Suite à l'interdiction récente du vapotage, les détaillants locaux d'alternatives à la nicotine plus sûres ont commencé à fermer leurs portes, ne laissant aux consommateurs d'autre choix que le marché noir.
La loi modifiée sur la prévention des risques liés au tabac (菸害防制法) a été approuvée en début d'année et est entrée en vigueur le 22 mars. Elle interdit la vente, la fabrication et la distribution de produits de vapotage et a relevé le seuil de consommation. limite d'âge légale pour le tabac de 18 à 20, et a augmenté la proportion d'avertissements sur le tabac de 35% à 50% des paquets de cigarettes.
En réaction à cette interdiction, Michael Landl, directeur de la World Vapers' Alliance, a déclaré qu'elle constituait une catastrophe sanitaire en devenir.
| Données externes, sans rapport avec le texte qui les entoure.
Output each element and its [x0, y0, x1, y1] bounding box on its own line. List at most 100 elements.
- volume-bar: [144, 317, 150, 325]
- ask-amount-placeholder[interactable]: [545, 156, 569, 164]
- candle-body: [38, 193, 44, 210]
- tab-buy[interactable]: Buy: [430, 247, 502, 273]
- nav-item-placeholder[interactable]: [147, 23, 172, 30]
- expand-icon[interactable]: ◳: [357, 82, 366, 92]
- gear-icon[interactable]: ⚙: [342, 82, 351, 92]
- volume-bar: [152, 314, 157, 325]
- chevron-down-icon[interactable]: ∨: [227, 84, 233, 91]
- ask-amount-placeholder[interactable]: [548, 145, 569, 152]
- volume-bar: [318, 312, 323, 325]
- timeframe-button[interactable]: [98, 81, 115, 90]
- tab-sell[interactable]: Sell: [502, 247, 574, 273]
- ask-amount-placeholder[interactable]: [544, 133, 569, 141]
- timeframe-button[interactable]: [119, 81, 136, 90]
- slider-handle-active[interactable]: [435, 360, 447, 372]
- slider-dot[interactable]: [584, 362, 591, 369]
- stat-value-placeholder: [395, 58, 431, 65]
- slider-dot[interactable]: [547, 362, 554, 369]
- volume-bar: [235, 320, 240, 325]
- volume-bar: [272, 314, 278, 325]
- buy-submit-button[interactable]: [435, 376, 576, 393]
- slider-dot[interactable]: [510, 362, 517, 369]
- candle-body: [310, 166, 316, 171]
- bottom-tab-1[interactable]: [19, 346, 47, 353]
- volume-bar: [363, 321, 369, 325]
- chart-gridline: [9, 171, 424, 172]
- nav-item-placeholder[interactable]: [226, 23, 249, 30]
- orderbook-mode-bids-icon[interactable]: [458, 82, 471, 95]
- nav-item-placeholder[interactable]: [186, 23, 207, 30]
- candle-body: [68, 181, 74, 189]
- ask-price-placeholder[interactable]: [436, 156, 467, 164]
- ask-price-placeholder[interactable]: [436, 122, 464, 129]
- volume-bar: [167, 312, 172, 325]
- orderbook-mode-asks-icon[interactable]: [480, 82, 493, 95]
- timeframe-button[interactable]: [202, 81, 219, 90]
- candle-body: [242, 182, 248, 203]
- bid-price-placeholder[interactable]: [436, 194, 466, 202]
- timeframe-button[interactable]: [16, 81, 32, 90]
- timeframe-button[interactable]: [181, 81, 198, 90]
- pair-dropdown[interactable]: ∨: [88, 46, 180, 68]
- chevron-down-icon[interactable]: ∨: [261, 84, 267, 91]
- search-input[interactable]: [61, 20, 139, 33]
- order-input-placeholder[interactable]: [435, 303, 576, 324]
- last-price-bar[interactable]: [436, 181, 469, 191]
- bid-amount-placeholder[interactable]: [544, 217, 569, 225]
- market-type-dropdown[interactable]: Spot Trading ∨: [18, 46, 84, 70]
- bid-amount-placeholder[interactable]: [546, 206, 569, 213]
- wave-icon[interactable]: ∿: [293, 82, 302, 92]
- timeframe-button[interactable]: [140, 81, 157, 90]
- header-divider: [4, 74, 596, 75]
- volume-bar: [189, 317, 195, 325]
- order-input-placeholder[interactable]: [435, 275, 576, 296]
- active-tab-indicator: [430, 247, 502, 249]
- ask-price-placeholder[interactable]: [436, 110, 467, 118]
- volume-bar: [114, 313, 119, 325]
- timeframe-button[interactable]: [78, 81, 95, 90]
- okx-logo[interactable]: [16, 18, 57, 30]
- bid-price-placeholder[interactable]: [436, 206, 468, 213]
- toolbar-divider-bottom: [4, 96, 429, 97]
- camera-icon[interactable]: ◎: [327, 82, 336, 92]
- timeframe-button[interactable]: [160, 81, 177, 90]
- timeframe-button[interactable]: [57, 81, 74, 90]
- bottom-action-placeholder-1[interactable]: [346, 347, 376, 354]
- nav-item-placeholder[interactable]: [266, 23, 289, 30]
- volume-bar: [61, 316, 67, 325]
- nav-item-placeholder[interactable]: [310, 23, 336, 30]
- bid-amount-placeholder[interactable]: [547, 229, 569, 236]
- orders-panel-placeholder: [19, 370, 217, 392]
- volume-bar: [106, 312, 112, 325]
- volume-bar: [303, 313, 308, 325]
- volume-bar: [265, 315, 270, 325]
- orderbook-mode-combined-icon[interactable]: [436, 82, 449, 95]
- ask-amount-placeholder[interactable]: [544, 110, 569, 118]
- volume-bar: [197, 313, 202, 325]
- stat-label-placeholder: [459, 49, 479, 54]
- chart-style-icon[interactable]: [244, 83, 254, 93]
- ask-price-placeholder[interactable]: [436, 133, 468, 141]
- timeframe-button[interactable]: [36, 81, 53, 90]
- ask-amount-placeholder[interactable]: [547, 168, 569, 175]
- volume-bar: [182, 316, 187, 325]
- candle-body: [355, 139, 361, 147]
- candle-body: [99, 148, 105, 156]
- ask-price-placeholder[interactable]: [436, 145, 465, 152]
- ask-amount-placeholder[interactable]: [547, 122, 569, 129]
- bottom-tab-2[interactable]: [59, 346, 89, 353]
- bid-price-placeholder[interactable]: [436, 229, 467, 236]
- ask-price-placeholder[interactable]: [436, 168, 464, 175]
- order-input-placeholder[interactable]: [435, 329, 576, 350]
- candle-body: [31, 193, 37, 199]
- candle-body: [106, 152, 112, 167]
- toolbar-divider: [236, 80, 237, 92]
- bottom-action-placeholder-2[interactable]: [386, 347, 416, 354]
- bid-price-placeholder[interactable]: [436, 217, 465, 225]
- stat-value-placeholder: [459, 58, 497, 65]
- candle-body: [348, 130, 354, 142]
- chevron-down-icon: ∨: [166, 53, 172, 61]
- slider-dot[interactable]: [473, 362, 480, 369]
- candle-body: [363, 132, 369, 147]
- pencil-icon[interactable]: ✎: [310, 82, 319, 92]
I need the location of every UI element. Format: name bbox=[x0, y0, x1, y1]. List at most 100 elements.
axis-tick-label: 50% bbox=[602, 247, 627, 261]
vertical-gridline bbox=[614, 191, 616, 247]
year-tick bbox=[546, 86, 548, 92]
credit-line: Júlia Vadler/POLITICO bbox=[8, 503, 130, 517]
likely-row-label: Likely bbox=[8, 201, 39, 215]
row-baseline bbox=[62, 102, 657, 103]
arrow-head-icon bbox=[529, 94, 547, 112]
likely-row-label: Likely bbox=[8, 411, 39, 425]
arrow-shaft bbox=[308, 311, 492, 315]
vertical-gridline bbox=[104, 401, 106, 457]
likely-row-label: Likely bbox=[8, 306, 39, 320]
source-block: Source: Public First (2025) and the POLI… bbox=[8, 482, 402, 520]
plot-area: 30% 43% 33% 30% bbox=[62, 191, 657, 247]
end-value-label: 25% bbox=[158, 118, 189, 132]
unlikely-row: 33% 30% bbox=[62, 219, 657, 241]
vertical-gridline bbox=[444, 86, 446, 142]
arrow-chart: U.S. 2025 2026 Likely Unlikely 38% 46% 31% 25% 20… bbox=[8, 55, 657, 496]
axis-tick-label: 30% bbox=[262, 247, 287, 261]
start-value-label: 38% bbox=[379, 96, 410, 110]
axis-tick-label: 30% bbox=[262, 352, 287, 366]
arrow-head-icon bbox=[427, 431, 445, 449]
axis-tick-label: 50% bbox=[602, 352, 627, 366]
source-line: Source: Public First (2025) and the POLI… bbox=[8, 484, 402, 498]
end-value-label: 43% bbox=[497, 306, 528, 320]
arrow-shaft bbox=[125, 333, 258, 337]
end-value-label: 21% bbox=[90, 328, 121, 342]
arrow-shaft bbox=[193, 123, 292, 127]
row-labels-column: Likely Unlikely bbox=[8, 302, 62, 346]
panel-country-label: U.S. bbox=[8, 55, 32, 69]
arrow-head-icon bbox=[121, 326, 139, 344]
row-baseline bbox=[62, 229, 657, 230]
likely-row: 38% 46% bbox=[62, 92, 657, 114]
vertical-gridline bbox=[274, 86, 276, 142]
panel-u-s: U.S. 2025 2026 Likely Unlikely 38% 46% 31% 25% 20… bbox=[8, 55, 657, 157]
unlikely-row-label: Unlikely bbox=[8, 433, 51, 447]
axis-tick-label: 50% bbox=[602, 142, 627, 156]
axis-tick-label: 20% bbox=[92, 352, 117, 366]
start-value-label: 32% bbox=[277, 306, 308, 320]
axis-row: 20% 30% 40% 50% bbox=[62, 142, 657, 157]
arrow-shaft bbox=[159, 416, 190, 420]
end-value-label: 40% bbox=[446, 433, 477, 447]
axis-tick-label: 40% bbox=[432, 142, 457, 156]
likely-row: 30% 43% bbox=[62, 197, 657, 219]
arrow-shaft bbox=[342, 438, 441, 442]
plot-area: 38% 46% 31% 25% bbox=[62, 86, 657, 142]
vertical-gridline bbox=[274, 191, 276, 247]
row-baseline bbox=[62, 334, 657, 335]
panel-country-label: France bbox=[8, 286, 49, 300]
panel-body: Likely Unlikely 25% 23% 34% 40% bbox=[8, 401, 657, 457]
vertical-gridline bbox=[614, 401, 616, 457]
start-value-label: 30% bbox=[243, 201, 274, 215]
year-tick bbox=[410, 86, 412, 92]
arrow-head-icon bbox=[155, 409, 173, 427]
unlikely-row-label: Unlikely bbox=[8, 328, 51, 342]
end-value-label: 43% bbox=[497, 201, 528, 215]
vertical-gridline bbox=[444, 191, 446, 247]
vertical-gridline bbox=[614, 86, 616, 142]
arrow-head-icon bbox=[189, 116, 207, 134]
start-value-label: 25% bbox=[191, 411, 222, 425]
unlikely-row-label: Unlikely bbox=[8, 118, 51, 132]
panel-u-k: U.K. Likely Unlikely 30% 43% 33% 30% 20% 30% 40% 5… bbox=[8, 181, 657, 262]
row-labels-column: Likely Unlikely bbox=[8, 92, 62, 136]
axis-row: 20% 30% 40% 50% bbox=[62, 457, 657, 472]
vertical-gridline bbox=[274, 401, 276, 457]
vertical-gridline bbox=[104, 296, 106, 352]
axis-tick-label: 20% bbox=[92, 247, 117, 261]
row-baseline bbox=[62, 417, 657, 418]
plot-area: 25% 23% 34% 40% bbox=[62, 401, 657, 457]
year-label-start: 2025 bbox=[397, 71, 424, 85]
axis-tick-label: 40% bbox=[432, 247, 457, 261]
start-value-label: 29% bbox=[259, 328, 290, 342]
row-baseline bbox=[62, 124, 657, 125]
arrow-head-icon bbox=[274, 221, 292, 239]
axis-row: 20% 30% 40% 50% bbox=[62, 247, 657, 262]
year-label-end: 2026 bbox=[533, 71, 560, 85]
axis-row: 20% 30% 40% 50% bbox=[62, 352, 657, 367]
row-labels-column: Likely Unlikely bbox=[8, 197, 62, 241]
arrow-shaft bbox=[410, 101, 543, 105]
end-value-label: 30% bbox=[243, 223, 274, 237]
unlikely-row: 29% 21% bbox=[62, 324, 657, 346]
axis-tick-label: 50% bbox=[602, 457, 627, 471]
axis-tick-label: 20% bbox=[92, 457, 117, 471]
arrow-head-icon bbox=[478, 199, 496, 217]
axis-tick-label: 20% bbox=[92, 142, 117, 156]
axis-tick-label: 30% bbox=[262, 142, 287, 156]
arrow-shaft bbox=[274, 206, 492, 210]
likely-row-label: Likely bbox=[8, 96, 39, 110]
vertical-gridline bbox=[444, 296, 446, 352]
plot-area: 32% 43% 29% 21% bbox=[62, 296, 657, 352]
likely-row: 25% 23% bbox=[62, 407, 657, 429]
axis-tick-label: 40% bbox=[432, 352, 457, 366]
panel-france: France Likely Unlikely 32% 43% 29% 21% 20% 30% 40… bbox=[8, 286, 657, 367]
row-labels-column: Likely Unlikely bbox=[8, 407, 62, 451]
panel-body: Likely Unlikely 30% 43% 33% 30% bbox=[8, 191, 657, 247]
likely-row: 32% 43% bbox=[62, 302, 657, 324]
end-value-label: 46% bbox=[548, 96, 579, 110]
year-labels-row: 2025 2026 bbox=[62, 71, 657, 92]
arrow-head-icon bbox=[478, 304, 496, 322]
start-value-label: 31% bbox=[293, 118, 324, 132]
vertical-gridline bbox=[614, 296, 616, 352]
De fait, moins d'un mois plus tard, 25 des 44 boutiques de vapotage de la ville de Kaohsiung avaient déjà fermé leurs portes, tandis que les autres avaient dû se reconvertir dans la vente d'autres produits.
Outre les inspections des magasins physiques, le service de santé publique surveille également de près les ventes en ligne. Malheureusement, cela signifie que des milliers de personnes qui avaient commuté Les consommateurs de produits de vapotage se tourneront de nouveau vers le tabagisme ou le marché noir, où ils auront accès à des produits non réglementés et potentiellement dangereux. Ce phénomène a déjà été observé dans des pays ayant mis en place des réglementations strictes.
L'Australie en est un exemple : suite aux restrictions imposées l'an dernier sur la vente de cigarettes électroniques, ces produits sont devenus très difficiles d'accès et sont le plus souvent obtenus par des voies illicites. (News.co.au) avait récemment signalé De nombreux buralistes en Australie continuent de vendre des cigarettes électroniques jetables sous le manteau, tandis que les services de livraison seraient facilement accessibles via les réseaux sociaux.